Fair and Efficient Completion of Indivisible Goods

TL;DR

This work introduces the fair and efficient completion problem for indivisible goods with frozen resources, formalizing how to extend a partially preassigned allocation to a full one that satisfies fairness and efficiency. It analyzes the computational complexity of completing allocations under $EF1$, $Prop1$, and $MMS$, alone and in combination with $PO$, across additive valuations and its submodels binary additive and lexicographic; the authors deploy reductions from problems like Equitable Coloring and Rainbow Coloring, and, in binary additive cases, network-flow constructions to obtain positive results for threshold notions. The key findings include NP-hardness of $EF1$-Completion (even with two agents or with a Pareto-optimal frozen allocation in binary additive valuations) and NP-hardness of $EF1$-Completion and $Prop1$-Completion under general additive valuations, contrasted with polynomial-time solvability for $Prop1$ and $MMS$ completions in binary additive valuations and for $Prop1$+$PO$ and $MMS$ in lexicographic valuations; moreover, when the frozen allocation is $PO$, an $MMS$+$PO$ completion exists for binary additive valuations. The paper highlights a separation between envy-based fairness (hard) and threshold-based notions (tractable under restrictions), advances understanding of completion under fixed assignments, and lays groundwork for future work on MMS with $PO$, open cases, and broader resource models with frozen/forbidden constraints.

Abstract

We formulate the problem of fair and efficient completion of indivisible goods, defined as follows: Given a partial allocation of indivisible goods among agents, does there exist an allocation of the remaining goods (i.e., a completion) that satisfies fairness and economic efficiency guarantees of interest?
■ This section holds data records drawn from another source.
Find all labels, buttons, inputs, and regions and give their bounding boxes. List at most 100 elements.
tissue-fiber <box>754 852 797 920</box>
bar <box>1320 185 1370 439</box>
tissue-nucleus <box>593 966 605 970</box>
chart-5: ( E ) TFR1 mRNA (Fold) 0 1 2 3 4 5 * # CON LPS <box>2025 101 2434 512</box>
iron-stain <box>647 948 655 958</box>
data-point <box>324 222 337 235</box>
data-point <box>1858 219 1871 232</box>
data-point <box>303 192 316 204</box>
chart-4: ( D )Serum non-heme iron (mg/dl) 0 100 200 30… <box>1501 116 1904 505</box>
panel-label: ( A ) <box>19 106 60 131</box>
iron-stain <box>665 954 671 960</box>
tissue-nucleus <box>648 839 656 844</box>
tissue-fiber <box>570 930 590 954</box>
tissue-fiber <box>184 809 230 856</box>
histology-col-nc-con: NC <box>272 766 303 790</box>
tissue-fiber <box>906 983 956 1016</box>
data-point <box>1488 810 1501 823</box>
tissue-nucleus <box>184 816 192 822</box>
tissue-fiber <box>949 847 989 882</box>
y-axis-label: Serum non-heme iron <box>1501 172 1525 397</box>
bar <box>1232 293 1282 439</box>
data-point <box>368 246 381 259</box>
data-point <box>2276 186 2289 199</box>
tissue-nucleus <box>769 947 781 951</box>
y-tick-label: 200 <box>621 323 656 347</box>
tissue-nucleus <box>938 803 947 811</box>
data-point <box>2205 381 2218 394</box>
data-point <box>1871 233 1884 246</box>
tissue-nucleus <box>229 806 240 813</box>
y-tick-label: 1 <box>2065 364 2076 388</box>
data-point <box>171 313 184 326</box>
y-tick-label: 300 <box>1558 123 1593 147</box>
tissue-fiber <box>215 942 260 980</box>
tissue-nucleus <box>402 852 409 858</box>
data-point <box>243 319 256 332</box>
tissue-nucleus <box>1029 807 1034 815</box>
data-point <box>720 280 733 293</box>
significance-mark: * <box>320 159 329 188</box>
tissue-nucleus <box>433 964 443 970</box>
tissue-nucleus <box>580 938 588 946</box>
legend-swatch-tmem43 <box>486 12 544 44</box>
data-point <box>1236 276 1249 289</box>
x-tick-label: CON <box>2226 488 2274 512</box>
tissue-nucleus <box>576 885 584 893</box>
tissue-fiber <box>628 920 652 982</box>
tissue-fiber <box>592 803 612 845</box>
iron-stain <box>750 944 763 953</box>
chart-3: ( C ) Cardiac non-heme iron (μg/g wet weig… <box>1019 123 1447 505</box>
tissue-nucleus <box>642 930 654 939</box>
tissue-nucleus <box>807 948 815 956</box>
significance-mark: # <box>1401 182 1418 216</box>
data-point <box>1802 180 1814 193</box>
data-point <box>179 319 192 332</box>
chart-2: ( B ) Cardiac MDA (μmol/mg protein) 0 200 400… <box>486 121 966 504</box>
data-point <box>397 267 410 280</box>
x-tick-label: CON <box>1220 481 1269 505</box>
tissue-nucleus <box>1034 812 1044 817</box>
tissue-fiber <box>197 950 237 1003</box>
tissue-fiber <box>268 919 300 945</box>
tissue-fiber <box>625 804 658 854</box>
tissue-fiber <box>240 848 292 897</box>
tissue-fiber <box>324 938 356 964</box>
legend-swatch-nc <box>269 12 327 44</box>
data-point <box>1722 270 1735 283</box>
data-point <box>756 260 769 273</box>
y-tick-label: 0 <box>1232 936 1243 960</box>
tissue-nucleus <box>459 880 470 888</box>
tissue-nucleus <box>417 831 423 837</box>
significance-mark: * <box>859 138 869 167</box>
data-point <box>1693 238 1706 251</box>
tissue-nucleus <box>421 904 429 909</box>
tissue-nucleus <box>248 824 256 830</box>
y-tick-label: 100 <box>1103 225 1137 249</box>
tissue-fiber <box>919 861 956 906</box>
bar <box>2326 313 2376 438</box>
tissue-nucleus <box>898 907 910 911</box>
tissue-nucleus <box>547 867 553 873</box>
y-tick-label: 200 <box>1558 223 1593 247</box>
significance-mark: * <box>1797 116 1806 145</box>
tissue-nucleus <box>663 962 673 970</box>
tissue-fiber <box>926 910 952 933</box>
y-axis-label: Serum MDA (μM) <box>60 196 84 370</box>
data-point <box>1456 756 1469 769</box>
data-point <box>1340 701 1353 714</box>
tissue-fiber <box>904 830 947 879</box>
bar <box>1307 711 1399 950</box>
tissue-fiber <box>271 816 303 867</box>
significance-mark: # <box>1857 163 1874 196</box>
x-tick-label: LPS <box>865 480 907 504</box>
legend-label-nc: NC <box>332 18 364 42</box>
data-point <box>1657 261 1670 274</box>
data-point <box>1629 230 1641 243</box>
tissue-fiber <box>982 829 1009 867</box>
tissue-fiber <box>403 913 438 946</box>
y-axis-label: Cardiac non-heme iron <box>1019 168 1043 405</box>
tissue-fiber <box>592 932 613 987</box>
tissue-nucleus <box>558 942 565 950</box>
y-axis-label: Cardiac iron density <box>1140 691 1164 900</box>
We study the computational complexity of the completion problem for prominent fairness and efficiency notions such as envy-freeness up one good (EF1), proportionality up to one good (Prop1), maximin share (MMS), and Pareto optimality (PO), and focus on the class of additive valuations as well as its subclasses such as binary additive and lexicographic valuations. We find that while the completion problem is significantly harder than the standard fair division problem (wherein the initial partial allocation is empty), the consideration of restricted preferences facilitates positive algorithmic results for threshold-based fairness notions (Prop1 and MMS). On the other hand, the completion problem remains computationally intractable for envy-based notions such as EF1 and EF1+PO even under restricted preferences.